Posted: ’11-APR-04 22:00′ GMT – Mineweb.net – Archive

Toronto quoted IMA Exploration [IMR] has finally responded to compatriot Aquiline Resources’s [AQI] allegations that it made the Navidad Hill, Argentina discovery using confidential data. Aquiline filed suit in Canada this March to establish a constructive trust over Navidad Hill, drawing on the Lac Minerals and International Corona Resources precedent.

In a ‘Statement of Defence’ filed with the Supreme Court of British Columbia, IMA admits that it used data provided to it in the course of a due diligence investigation of Newmont’s Calcatreu property to stake Navidad Hill. However, IMA says the data was never confidential; it covered ground far outside the zone of influence described in the Calcatreu confidentiality agreement; and the former owners never ascribed any value to it and were in fact aware of IMA’s regional exploration efforts.

IMA has also accused Aquiline of modifying its transaction with Newmont subsequent to the announcement of the Navidad Hill discovery in an effort to manufacture a claim on the property. IMA contends that Aquiline was initially pursuing an asset purchase, but changed this to a purchase of all the shares of the Newmont subsidiary when it became obvious that Navidad was valuable. Indeed, IMA goes further and virtually accuses Aquiline of extortion for pressing claims in an effort to “extract an unreasonable payment or settlement.”

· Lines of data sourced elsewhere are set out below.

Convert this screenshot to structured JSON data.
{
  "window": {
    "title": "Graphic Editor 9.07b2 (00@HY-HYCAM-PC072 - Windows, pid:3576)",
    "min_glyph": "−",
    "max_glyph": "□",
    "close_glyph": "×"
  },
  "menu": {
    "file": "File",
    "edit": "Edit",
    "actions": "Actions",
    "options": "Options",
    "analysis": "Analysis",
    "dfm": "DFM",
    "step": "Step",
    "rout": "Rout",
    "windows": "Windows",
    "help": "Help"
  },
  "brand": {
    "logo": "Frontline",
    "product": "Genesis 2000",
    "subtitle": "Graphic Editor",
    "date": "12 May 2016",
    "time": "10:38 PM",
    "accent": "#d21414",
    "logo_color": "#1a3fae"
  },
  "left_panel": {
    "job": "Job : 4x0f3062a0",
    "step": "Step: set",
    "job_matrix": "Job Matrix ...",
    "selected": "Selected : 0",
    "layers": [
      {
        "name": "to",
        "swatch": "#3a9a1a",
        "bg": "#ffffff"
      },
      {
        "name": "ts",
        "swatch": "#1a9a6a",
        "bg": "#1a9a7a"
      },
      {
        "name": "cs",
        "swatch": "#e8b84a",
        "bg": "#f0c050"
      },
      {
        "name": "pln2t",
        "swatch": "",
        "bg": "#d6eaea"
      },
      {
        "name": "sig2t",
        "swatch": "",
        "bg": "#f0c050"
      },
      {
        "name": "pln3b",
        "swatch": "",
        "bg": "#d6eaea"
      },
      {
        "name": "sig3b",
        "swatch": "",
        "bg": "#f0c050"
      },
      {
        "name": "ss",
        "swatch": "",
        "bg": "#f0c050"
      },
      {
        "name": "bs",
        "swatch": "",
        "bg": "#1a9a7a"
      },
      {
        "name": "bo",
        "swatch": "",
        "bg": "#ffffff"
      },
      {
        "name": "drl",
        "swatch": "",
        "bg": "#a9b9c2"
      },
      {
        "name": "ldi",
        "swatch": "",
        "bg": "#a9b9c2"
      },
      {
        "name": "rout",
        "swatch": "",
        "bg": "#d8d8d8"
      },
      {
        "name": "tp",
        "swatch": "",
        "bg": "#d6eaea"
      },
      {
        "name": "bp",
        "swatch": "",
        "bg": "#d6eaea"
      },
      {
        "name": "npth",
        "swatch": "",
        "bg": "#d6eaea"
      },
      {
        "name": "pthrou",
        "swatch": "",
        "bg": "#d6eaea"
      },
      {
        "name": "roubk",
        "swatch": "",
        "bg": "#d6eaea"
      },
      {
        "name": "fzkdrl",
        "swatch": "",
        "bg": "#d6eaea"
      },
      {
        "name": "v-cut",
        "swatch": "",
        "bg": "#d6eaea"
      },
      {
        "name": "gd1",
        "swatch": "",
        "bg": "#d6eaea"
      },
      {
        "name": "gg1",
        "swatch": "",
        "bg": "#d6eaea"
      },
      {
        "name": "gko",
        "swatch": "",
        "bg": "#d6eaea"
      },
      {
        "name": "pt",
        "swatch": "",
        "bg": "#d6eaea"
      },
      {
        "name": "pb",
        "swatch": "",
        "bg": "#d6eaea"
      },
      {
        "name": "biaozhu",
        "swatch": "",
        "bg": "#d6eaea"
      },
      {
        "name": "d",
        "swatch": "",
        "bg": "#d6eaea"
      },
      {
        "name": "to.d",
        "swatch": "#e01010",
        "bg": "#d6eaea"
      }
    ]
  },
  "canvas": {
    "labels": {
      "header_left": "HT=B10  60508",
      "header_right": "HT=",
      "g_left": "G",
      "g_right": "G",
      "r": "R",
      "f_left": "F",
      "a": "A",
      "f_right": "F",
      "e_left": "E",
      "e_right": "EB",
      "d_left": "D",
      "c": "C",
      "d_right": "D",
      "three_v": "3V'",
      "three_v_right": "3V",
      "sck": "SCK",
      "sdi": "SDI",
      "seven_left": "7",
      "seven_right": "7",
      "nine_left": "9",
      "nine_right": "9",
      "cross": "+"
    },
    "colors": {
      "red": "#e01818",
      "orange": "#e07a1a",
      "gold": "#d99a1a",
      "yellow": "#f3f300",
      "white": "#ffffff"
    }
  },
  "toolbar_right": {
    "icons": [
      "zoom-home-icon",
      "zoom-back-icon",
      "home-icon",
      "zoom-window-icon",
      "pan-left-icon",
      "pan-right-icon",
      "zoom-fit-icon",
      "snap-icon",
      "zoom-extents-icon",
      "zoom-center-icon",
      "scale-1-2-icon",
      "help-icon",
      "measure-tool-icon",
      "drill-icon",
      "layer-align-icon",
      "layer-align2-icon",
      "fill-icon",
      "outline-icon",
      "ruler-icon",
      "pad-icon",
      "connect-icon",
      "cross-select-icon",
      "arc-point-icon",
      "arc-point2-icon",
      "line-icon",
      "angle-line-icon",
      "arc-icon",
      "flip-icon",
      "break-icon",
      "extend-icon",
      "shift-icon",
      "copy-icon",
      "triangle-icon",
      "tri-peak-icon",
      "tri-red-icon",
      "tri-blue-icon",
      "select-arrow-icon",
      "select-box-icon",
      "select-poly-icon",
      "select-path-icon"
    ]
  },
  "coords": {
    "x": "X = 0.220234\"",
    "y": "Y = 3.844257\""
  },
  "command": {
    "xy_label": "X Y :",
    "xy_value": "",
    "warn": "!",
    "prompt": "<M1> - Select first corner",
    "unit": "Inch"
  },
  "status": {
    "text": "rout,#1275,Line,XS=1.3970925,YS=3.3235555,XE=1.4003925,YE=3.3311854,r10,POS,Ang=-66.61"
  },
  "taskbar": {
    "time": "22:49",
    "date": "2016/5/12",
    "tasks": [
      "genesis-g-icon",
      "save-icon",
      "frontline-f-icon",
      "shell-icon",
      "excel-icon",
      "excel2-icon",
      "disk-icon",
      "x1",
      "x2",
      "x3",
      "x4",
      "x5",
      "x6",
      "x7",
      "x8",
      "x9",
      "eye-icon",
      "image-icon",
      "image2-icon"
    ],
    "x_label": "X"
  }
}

Surprisingly, IMA did not institute a counter-claim in its statement of defence although it has asked for the case to be dismissed with special costs to its account because Aquiline’s actions have been “highhanded, unreasonable and prejudicial to IMA.”

Finding Navidad

The robust defence is potentially marred by IMA’s public statements about finding Navidad when a company geologist happened upon a mineralised outcrop having strolled up a fence line after stopping along a rural road. Joseph Grosso, IMA president and chief executive, told Mineweb that it is easily understood in view of a full presentation of the facts and he pledges to be as candid in court as the company was in its Statement of Defence.

Grosso said: “People don’t seem to understand the degree of other information components. The [data] wasn’t so revealing. . . we were in the process of using all historic data to continue with an exploration recommendation programme that was established six and a half months prior to us even hearing of Calcatreu.”

He credits Dr Paul Lhotka’s analytical methodology for the Navidad discovery; having injected the Calcatreu related regional data into a much larger exploration approach. Grosso says that half a year before getting involved with Calcatreu, Lhotka “made a strong recommendation that put us squarely onto the Navidad property.”

In subsequent interaction between company geologists, Grosso says it was abundantly clear to Calcatreu staff that IMA was active in the Navidad region and excited about a prospective discovery.

Clearly, one of Aquiline’s earliest attacks will be to show that the data IMA received made Navidad an obvious target. Then it will have to explain why, if Navidad was so obvious, the previous owners never followed up with success.

Not confidential

IMA says that in November 2002 a Newmont geologist at Calcatreu provided it with data from bulk leach extractable gold (BLEG) sampling on a non-confidential basis. “At no material time did Minera (the Newmont subsidiary Aquiline bought), Normandy or Newmont take any precautions to establish the alleged confidentiality of the data or notify those who had copies of the data that its use and dissemination were restricted,” the statement reads.

IMA also contends that without a specific confidentiality agreement covering the BLEG data and given that the data was well outside the agreed zone of influence of 2 kilometers, it was free to use the data as it saw fit.

Consequently, IMA denies that Minera never really owned the BLEG data that it used to help pinpoint Navidad.

IMA says the previous owners had followed up the BLEG results “in the immediate vacinity of Navidad”, but found nothing of interest. Having scratched the Navidad region from the list of targets, IMA says Minera employees, contractors and consultants disclosed and disseminated the BLEG data without any confidentiality restrictions. In fact, IMA claims the data was also available to it from third parties because it had become of negligible value to Minera.

The most damaging issue for Aquiline’s case is IMA’s assertion that a Minera employee provided the company with a digital copy of the BLEG data and “expressly acknowledged that the data did not pertain to the Calcatreu Project and was not covered by the Confidentiality Agreement.”

If the confidentiality strategy fails, IMA next line of defence is to have Aquiline’s demand for a constructive trust rendered useless by domicile issues. IMA says that if it did breach the Confidentiality Agreement, then Colorado laws (Newmont’s headquarters) must prevail and they disallow a constructive trust. If the data was confidential in another manner, then Argentinean law applies and it also has no room for constructive trusts.